Al-Yousef explained that the samples are examined with high precision in dedicated laboratories and are analyzed using modern analysis devices to ensure their quality and conformity with the applicable standard specifications.

A cow breeder in a barn in the northern countryside of Idlib - June 26, 2022 (Enab Baladi/Iyad Abdul Jawad)

A cow breeder in a barn in the northern countryside of Idlib – June 26, 2022 (Enab Baladi/Iyad Abdul Jawad)

Ineffective solutions

The poor quality of fodder and its high prices forced breeders to look for alternative solutions to secure it and feed their livestock, while some of them decided to abandon raising them and look for another source of income.

Hussein Zahra tries to rely on his experience in the field of animal care to formulate feed mixtures himself without relying on ready-made mixes.

Zahra said that breeders rely on two main types of mixtures, depending on the project they intend to undertake. Some of them aim to produce milk, and others aim to fatten animals and produce meat, and each of the two options has special mixtures.
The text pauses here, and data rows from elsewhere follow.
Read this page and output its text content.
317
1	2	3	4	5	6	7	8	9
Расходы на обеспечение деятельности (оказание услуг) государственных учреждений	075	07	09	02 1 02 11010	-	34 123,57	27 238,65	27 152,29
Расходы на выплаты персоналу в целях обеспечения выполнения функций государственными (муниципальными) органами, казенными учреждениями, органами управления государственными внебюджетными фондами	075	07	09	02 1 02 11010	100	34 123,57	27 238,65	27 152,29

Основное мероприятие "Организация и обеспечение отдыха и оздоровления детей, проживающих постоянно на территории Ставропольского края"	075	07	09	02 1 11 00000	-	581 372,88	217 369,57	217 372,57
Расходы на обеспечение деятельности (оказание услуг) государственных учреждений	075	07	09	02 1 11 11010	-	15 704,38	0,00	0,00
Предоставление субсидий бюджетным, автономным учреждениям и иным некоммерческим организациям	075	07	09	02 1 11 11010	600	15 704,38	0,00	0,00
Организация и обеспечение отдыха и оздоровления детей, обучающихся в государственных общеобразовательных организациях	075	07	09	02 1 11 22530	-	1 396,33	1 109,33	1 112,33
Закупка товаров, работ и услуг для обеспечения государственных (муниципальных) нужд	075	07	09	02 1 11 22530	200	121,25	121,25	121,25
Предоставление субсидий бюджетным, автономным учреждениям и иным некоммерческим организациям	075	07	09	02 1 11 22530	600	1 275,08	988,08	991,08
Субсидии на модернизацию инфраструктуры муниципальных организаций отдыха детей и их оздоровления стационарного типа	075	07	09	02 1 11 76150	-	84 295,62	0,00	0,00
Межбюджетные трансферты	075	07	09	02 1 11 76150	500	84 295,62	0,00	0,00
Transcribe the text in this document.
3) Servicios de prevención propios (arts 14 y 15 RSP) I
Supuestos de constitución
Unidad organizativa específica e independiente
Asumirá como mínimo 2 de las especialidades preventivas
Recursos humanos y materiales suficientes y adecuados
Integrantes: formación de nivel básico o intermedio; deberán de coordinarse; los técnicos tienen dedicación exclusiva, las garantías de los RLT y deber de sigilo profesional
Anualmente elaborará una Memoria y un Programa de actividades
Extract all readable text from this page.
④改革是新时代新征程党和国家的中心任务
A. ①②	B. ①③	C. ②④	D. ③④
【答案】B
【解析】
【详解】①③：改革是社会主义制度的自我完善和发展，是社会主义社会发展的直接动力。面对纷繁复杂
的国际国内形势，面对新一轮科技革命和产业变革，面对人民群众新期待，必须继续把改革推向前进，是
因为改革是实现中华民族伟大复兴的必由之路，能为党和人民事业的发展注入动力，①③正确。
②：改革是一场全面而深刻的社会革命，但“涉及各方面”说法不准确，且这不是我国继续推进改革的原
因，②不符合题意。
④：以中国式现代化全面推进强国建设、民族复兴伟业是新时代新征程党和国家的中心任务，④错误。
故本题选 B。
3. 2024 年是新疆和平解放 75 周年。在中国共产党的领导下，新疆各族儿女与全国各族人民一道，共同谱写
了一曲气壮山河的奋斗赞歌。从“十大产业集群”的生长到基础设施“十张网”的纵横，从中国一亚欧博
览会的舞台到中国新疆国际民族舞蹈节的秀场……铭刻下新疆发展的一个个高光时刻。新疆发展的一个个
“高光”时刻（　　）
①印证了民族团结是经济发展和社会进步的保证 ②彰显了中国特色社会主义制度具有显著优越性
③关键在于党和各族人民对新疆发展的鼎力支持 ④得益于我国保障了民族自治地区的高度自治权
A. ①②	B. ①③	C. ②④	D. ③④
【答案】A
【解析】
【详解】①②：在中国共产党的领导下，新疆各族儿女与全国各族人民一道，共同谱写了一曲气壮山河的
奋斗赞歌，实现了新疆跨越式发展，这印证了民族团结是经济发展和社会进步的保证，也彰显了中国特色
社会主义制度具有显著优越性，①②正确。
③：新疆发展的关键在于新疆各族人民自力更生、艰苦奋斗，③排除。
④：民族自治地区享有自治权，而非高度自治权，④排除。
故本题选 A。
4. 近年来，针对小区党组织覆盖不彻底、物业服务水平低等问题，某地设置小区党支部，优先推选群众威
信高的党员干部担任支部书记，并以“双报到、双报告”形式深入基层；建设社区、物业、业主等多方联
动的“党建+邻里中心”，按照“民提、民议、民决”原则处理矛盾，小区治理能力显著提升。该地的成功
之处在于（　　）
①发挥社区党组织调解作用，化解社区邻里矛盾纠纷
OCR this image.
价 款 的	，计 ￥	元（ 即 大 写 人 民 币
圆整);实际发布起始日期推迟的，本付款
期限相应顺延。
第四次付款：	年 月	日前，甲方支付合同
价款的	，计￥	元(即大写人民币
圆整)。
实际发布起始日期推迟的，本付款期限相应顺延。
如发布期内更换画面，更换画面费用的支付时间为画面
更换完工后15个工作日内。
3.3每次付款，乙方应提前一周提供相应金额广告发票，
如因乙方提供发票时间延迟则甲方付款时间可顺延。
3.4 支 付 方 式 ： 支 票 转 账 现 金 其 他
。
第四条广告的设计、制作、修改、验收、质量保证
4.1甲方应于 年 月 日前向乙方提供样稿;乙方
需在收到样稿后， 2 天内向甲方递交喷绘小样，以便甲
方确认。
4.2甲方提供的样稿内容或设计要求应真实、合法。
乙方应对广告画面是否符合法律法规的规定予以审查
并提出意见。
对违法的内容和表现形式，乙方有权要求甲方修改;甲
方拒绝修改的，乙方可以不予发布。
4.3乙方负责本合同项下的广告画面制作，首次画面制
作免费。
At first, he did not want to prepare the mixtures himself and tried to rely on ready-made mixtures, but the bad results forced him to do so, despite the double effort it required, he told Enab Baladi.

For his part, Abdul-Qader al-Ali said that the cow breeding project has become one of the losing and exhausting projects, and all doors have been closed in the face of breeders, as feed prices are constantly rising.

Al-Ali’s five cows need 70 kilograms of fodder every day to feed on, and with a simple calculation, al-Ali needs $28 daily, in addition to other costs for caring for the cows, such as medicines and vaccines.

He said that the cows’ milk production barely covers the costs of feeding and caring for them, which forced him to look for other solutions to secure fodder, including planting some plants to feed them, but the lack of sufficient water to irrigate the crops thwarted his plans.

As for Muwafaq Othman, 41, residing in the Idlib countryside, he preferred to abandon the animal husbandry project, sold all his cows due to his successive losses, and started his new project in the field of generating electricity from solar energy to sell it to the electricity company later.

The animal and livestock breeding sector in all Syrian governorates, and Idlib in particular, is witnessing a scarcity or lack of support from the controlling government agencies, except from some organizations that cover only a small part of the breeders’ needs or the support of some of them is limited to annual vaccinations only.

Initiatives are emerging either individually or with the support of local entities and organizations to provide alternative fodder, including the Azolla plant, as well as the project that the Salvation Government is working on, which is producing fodder and fertilizers from the larvae of the “black soldier” fly (Hermetia Illucens) at cheap prices.

Livestock in the northwestern region is considered one of the most important sectors that provide job opportunities for the population, especially those displaced from the northern countryside of Hama and southern Idlib, in addition to the southern countryside of Aleppo city and the decline in the profession greatly affects their source of livelihood.